Introduction to Regions

C gives programmers complete control over how memory is managed. An expert programmer can exploit this to write very fast and/or space-efficient programs. However, bugs that creep into memory-management code can cause crashes and are notoriously hard to debug.

Languages like Java and ML use garbage collectors instead of leaving memory management in the hands of ordinary programmers. This makes memory management much safer, since the garbage collector is written by experts, and it is used, and, therefore, debugged, by every program. However, removing memory management from the control of the applications programmer can make for slower programs.

Safety is the main goal of Cyclone, so we provide a garbage collector. But, like C, we also want to give programmers as much control over memory management as possible, without sacrificing safety. Cyclone’s region system is a way to give programmers more explicit control over memory management.

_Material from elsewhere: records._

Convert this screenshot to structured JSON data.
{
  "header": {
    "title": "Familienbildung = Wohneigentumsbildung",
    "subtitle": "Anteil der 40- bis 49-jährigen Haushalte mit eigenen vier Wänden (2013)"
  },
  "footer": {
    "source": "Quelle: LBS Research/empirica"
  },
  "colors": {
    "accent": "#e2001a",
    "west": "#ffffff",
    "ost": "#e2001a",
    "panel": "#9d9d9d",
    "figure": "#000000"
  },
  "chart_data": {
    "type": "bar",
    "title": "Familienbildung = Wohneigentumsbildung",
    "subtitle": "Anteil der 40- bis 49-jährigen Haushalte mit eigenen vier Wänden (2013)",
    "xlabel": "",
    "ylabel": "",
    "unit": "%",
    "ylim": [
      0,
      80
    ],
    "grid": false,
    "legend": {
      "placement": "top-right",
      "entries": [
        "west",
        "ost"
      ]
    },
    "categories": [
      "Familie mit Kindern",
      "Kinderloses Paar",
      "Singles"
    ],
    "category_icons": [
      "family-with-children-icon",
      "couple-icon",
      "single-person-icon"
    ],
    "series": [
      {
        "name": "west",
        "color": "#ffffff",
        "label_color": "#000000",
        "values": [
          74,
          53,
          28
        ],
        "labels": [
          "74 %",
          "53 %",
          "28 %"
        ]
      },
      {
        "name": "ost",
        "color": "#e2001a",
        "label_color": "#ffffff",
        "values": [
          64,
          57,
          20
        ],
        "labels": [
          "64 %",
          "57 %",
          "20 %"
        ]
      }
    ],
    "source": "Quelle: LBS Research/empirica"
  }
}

In Cyclone, objects are placed into regions. A region is simply an area of memory that is allocated and deallocated all at once (but not for our two special regions; see below). So to deallocate an object, you deallocate its region, and when you deallocate a region, you deallocate all of the objects in the region. Regions are sometimes called “arenas” or “zones.”

Cyclone has four kinds of region:

Stack regions

As in C, local variables are allocated on the runtime stack; the stack grows when a block is entered, and it shrinks when the block exits. We call the area on the stack allocated for the local variables of a block the stack region of the block. A stack region has a fixed size–it is just large enough to hold the locals of the block, and no more objects can be placed into it. The region is deallocated when the block containing the declarations of the local variables finishes executing. With respect to regions, the parameters of a function are considered locals–when a function is called, its actual parameters are placed in the same stack region as the variables declared at the start of the function.

Lexical regions

Cyclone also has lexical regions, which are so named because, like stack regions, their lifetime is delimited by the surrounding scope. Unlike stack regions, however, you can can add new objects to a lexical region over time. You create a lexical region in Cyclone with a statement,

  region _ identifier_; _ statement_

This declares and allocates a new lexical region, named identifier, and executes statement. After statement finishes executing, the region is deallocated. Within statement, objects can be added to the region (see Region Allocation).

Typically, statement is a compound statement:

  { region _identifier_;
    _ statement_1
    ...
    _ statement__n_
  }

The heap region

Cyclone has a special region called the heap. There is only one heap, whose type is denoted `H, and it is never deallocated. New objects can be added to the heap at any time (the heap can grow). Cyclone uses a garbage collector to automatically remove objects from the heap when they are no longer needed. You can think of garbage collection as an optimization that tries to keep the size of the heap small. (Alternatively, you can avoid garbage collection all together by specifying the -nogc flag when building the executable.)

Dynamic regions

Stack and lexical regions obey a strictly last-in-first-out (LIFO) lifetime discipline. This is often convenient for storing temporary data, but sometimes, the lifetime of data cannot be statically determined. Such data can be allocated in a dynamic region. A dynamic region supports deallocation at (essentially) any program point. However, before the data in a dynamic region may be accessed, the dynamic region must be opened. The open operation fails by throwing an exception if the dynamic region has already been freed. Note that each data access within a dynamic region does not require a check. Rather, you can open a given dynamic region once, access the data many times with no additional cost, and then exit the scope of the open. Thus, dynamic regions amortize the cost of checking whether or not data are still live and localize failure points. We describe dynamic regions in detail in Section Dynamic Regions.

Cyclone forbids dereferencing dangling pointers. This restriction is part of the type system: it’s a compile-time error if a dangling pointer (a pointer into a deallocated region or to a deallocated object) might be dereferenced. There are no run-time checks of the form, “is this pointing into a live region?” As explained in Region Common Uses, each pointer type has a region and objects of the type may only point into that region.